“It’s no use papa going up to town, though,” Gwendoline answered half dreamily. “That dreadful man said he was going away for his holiday to the country at once. He’ll be gone to-morrow.”
“Gone? Gone where?” Mrs. Gildersleeve cried, in the same awestruck voice.
“To Devonshire,” Gwendoline replied, shutting her eyes hard and still seeing him.
Mrs. Gildersleeve echoed the phrase in a startled cry. “To Devonshire, Gwendoline! To Devonshire! Did he say to Devonshire?”
“Yes,” Gwendoline went on slowly, trying to recall his very words. “To the skirts of Dartmoor, I think he said; to a place in the wilds by the name of Mambury.”
“Mambury!”
The terror and horror that frail and faded woman threw into the one word fairly startled Gwendoline. She opened her eyes and stared aghast at her mother. And well she might, for the effect was electrical. Mrs. Gildersleeve was sitting there, transfixed with awe and some unspeakable alarm; her figure was rigid; her face was dead white; her mouth was drawn down with a convulsive twitch; she clasped her bloodless hands on her knees in mute agony. For a moment she sat there like a statue of flesh. Then, as sense and feeling came back to her by slow degrees, she could but rock her body up and down in her chair with a short swaying motion, and mutter over and over again to herself in that same appalled and terrified voice, “Mambury—Mambury—Mambury—Mambury.”
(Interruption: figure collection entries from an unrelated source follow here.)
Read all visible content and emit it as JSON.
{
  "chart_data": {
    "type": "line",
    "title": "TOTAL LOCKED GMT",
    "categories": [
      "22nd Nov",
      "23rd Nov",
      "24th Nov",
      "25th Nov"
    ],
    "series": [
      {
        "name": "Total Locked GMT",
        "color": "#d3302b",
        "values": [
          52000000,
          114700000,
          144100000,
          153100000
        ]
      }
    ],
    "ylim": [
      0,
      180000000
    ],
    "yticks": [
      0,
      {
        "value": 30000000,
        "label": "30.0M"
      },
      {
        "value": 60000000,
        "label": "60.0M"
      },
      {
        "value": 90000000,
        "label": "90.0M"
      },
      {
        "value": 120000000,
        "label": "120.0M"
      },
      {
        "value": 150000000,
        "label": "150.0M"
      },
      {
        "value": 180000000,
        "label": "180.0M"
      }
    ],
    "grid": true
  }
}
“That was the name, I’m sure,” Gwendoline went on, almost equally alarmed. “On a hunt after records, he said; on a hunt after records. Whatever it was he wanted to prove, I suppose he knew that was the place to prove it.”
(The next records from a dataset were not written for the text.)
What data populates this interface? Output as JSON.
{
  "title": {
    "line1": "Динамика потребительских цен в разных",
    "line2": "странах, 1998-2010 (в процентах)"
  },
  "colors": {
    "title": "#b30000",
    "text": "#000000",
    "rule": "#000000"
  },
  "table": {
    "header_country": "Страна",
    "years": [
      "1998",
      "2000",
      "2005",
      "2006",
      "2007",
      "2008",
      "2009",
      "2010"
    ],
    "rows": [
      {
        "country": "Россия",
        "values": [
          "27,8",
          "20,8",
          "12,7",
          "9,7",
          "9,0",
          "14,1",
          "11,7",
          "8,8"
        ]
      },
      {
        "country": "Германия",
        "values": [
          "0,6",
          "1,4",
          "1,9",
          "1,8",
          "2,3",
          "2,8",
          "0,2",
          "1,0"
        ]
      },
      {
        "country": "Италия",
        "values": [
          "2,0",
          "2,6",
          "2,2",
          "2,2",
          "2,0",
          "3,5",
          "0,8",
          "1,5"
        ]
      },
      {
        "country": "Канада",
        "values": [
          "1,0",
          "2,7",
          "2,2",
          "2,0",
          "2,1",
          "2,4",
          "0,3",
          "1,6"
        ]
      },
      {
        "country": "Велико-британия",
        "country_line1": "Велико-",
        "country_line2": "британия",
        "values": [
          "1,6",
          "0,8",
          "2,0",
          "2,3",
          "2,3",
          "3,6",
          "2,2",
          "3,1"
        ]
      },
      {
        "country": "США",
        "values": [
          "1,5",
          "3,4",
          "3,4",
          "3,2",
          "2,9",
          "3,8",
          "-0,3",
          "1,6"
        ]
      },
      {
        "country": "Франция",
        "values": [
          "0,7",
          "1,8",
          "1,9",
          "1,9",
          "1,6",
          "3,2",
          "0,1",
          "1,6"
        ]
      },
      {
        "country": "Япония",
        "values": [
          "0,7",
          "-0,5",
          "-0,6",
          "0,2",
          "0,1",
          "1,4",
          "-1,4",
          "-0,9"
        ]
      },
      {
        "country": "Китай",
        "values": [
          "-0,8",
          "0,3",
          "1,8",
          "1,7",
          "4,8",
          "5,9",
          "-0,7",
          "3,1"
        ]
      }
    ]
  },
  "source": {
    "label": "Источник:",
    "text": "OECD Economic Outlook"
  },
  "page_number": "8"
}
Mrs. Gildersleeve rose, or to speak with more truth, staggered slowly to her feet, and, steadying herself with an effort, made blindly for the door, groping her way as she went, like some faint and wounded creature. She said not a word to Gwendoline. She had no tongue left for speech or comment. She merely stepped on, pale and white, pale and white, like one who walks in her sleep, and clutched the door-handle hard to keep her from falling. Gwendoline, now thoroughly alarmed, followed her close on her way to the top of the stairs. There Mrs. Gildersleeve paused, turned round to her daughter with a mute look of anguish and held up one hand, palm outward, appealingly, as if on purpose to forbid her from following farther. At the gesture, Gwendoline fell back, and looked after her mother with straining eyes. Mrs. Gildersleeve staggered on, erect, yet to all appearance almost incapable of motion, and stumbled down the stairs, and across the hall, and into the drawing-room opposite. The rest Gwendoline neither saw, nor heard, nor guessed at. She crept back into her own room, and, flinging herself on her bed alone as she stood, cried still more piteously and miserably than ever.
Down in the drawing-room, however, Mrs. Gildersleeve found the famous Q.C. absorbed in the perusal of that day’s paper. She came across towards him, pale as a ghost, and with ashen lips. “Gilbert,” she said slowly, blurting it all out in her horror, without one word of warning, “that dreadful man Nevitt has seen Gwennie again, and he’s told her he knows all, and he means to ruin us, and he’s heard of the marriage, and he’s gone down to Mambury to hunt up the records!”